What do you hear?! Yanny or Laurel pic.twitter.com/jvHhCbMc8I
— Cloe Feldman (@CloeCouture) May 15, 2018
It kinda makes you doubt your ears but it's actually like the white dress/blue dress illusion dress debacle all over again, a contentious puzzle that's dividing the crowd. But don't worry as what you hear, is backed by some scientific explanation. It's a mind-boggling truth!
It's important that science gives us the answer to calm the confusion in our head. According to TIME, who spoke to an expert, Dr. Kevin Franck, the audiology director at Massachusetts Eye and Ear explains, the audio clip forces the brain to decide quickly about what word it hears but this all depends on what device you're hearing it on. You should try to play it out on the computer and then on phone and see if you hear the difference. By the time you play the clip 100th time, you'll realise that it's noisy, which means it projects a lot of different frequencies. Your brain is dependent on the device and equipment you are using to hear the frequencies in the audio.
— KATY PERRY (@katyperry) May 16, 2018
It has already perplexed almost everyone by now - best friends, co-workers and celebs including Katy Perry, but where did the master clip come from?
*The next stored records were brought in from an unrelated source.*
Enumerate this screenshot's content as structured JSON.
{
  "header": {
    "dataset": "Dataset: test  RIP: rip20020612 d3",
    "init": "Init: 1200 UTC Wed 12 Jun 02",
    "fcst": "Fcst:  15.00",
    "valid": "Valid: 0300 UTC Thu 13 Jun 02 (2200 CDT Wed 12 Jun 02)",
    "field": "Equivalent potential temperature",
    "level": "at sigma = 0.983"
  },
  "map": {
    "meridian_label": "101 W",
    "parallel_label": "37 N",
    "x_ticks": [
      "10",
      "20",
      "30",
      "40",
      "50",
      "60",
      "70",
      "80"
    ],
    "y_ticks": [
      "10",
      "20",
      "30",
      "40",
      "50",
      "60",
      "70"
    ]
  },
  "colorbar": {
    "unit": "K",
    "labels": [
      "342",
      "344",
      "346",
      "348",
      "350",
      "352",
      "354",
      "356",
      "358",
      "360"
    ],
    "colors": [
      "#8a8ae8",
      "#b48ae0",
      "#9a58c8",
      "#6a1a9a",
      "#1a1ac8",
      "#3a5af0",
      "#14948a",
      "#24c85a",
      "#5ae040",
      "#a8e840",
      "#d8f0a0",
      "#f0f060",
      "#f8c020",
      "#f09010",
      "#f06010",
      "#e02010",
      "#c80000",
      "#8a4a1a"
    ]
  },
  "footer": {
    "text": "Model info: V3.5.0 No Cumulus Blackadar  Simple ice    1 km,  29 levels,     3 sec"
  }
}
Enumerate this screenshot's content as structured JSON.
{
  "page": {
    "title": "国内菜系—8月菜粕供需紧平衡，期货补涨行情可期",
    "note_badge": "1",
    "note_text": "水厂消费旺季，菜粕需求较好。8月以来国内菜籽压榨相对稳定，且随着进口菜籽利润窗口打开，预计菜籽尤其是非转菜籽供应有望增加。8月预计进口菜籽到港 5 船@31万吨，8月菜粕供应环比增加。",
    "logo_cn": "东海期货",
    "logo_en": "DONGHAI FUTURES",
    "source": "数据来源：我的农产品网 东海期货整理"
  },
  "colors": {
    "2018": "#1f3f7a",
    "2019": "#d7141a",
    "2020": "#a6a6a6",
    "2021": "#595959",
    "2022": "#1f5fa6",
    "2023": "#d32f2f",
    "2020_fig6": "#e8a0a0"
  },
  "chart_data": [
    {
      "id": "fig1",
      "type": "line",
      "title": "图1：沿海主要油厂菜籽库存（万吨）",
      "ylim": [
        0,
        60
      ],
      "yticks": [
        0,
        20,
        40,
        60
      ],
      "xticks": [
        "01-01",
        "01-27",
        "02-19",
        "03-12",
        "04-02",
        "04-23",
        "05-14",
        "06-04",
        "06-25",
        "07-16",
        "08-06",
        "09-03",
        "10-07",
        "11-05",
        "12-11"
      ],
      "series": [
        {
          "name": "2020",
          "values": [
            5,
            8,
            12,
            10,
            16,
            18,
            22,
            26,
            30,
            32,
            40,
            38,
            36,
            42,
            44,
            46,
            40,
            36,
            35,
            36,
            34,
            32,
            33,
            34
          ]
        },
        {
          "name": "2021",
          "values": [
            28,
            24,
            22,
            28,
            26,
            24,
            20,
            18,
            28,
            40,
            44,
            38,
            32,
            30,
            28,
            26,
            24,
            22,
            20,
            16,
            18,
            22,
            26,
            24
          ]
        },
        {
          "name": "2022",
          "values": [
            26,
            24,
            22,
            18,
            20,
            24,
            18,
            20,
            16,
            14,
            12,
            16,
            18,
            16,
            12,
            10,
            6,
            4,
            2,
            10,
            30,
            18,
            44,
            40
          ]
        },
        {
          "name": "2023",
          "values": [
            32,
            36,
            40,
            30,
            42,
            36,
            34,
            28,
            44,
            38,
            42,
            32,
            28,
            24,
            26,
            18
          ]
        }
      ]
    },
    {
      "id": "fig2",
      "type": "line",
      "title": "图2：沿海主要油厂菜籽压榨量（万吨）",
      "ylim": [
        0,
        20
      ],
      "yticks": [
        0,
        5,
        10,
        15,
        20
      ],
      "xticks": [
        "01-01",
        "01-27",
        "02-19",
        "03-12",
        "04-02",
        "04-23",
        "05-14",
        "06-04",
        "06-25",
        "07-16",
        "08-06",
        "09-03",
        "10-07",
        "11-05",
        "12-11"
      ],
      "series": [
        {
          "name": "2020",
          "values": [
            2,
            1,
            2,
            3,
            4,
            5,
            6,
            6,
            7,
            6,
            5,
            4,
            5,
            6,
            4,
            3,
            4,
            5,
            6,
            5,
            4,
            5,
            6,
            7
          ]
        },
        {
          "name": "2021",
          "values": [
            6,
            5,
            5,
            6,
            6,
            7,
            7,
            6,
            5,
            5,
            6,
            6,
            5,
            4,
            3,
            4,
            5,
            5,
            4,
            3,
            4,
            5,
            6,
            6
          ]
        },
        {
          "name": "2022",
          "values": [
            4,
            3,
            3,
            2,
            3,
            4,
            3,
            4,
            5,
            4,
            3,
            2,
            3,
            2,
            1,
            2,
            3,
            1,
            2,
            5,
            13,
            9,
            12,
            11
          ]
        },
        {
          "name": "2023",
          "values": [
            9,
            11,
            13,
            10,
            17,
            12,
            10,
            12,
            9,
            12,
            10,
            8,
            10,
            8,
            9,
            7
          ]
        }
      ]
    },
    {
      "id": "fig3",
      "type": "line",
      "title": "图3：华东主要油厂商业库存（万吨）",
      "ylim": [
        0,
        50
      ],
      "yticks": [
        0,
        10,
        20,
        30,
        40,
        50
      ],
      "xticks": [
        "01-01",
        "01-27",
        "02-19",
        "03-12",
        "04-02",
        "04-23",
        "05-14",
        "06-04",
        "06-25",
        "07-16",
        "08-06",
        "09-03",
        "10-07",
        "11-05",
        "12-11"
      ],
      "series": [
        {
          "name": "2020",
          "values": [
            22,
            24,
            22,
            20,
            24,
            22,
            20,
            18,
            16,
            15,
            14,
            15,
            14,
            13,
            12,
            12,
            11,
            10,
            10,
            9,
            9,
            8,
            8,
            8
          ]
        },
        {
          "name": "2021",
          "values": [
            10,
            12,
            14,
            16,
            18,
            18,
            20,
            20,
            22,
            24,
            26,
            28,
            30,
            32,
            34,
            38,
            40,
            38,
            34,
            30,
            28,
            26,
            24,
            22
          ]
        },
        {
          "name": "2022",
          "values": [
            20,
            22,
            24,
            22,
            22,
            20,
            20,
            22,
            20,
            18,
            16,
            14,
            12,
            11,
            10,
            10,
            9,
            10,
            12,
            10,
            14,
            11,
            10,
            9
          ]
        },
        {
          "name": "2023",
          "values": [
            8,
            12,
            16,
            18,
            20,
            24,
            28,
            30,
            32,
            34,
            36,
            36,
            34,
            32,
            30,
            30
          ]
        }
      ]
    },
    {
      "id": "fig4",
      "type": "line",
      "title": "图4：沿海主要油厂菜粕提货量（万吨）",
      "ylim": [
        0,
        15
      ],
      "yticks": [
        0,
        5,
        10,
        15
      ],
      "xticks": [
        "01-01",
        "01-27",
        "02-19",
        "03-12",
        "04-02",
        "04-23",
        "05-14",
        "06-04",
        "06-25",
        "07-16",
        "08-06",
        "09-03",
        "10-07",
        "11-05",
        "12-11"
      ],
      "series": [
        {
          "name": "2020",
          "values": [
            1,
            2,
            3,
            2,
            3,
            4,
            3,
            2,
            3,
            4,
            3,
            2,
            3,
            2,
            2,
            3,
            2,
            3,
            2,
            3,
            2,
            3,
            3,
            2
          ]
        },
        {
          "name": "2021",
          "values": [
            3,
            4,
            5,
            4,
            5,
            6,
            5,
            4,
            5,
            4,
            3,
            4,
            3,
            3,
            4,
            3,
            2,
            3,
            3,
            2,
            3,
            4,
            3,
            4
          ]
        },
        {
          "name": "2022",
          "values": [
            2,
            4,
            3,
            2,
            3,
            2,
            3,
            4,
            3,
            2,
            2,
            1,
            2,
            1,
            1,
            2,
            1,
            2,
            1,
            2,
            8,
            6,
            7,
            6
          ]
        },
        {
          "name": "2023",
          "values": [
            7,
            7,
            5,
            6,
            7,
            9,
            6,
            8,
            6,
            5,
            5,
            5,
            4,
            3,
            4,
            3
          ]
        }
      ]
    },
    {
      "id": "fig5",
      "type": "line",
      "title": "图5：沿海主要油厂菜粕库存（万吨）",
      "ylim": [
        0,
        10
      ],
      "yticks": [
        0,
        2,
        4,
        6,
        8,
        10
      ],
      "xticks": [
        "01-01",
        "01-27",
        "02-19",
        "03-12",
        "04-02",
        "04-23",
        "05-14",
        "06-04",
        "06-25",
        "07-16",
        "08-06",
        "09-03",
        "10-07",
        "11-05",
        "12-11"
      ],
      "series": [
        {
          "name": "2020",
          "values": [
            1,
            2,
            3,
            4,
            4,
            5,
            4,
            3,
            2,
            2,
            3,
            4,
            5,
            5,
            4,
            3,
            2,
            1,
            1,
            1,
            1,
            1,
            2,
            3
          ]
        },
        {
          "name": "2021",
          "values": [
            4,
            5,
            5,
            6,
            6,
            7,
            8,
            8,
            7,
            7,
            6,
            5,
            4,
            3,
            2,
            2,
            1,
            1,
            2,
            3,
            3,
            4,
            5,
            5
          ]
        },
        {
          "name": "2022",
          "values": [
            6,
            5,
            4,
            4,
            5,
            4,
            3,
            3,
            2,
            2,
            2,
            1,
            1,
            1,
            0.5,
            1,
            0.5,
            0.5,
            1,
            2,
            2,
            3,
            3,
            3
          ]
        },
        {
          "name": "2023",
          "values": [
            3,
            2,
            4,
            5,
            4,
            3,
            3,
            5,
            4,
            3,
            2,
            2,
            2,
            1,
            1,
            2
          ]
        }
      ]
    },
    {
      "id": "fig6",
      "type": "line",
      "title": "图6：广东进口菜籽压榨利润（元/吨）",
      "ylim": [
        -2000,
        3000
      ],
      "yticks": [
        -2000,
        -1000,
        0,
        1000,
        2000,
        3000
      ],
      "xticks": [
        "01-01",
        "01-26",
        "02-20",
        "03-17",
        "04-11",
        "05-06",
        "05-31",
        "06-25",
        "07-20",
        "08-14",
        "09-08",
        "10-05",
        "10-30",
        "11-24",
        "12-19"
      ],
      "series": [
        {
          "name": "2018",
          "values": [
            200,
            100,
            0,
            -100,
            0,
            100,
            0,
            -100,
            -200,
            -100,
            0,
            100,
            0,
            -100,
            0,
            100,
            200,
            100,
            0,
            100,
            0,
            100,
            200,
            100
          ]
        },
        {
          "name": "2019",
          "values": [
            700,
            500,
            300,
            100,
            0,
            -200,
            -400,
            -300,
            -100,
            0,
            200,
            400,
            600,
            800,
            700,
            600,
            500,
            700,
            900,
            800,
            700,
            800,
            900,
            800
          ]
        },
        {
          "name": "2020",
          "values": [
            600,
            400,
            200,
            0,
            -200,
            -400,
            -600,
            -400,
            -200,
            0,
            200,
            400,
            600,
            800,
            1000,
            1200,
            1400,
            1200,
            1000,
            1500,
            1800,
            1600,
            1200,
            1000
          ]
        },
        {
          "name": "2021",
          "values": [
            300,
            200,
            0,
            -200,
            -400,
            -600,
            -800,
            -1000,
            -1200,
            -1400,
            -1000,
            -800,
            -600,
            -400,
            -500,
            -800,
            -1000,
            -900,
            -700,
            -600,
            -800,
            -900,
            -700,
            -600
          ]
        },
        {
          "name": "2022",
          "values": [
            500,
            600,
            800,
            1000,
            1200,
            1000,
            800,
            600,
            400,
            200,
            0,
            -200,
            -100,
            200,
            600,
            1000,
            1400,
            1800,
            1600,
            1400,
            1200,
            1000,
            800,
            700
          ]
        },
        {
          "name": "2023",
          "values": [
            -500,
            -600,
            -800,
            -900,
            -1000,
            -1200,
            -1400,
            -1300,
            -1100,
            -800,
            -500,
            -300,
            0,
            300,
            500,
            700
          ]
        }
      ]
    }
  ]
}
Well, the original audio recording came from an opera singer who had a contract to record English language words for vocabulary.com. The singer is actually saying 'Laurel'. The clip was passed on from a high school student in Georgia, Roland Szabo to his classmates and then to a friend who posted it on a social media platform. The posts on Instagram and Twitter caused a mass debate.
So now you know, what you heard, is actually Laurel. If you heard Yanny, we would love to tell you, you heard it wrong, it's just not your fault. Blame it on science guys!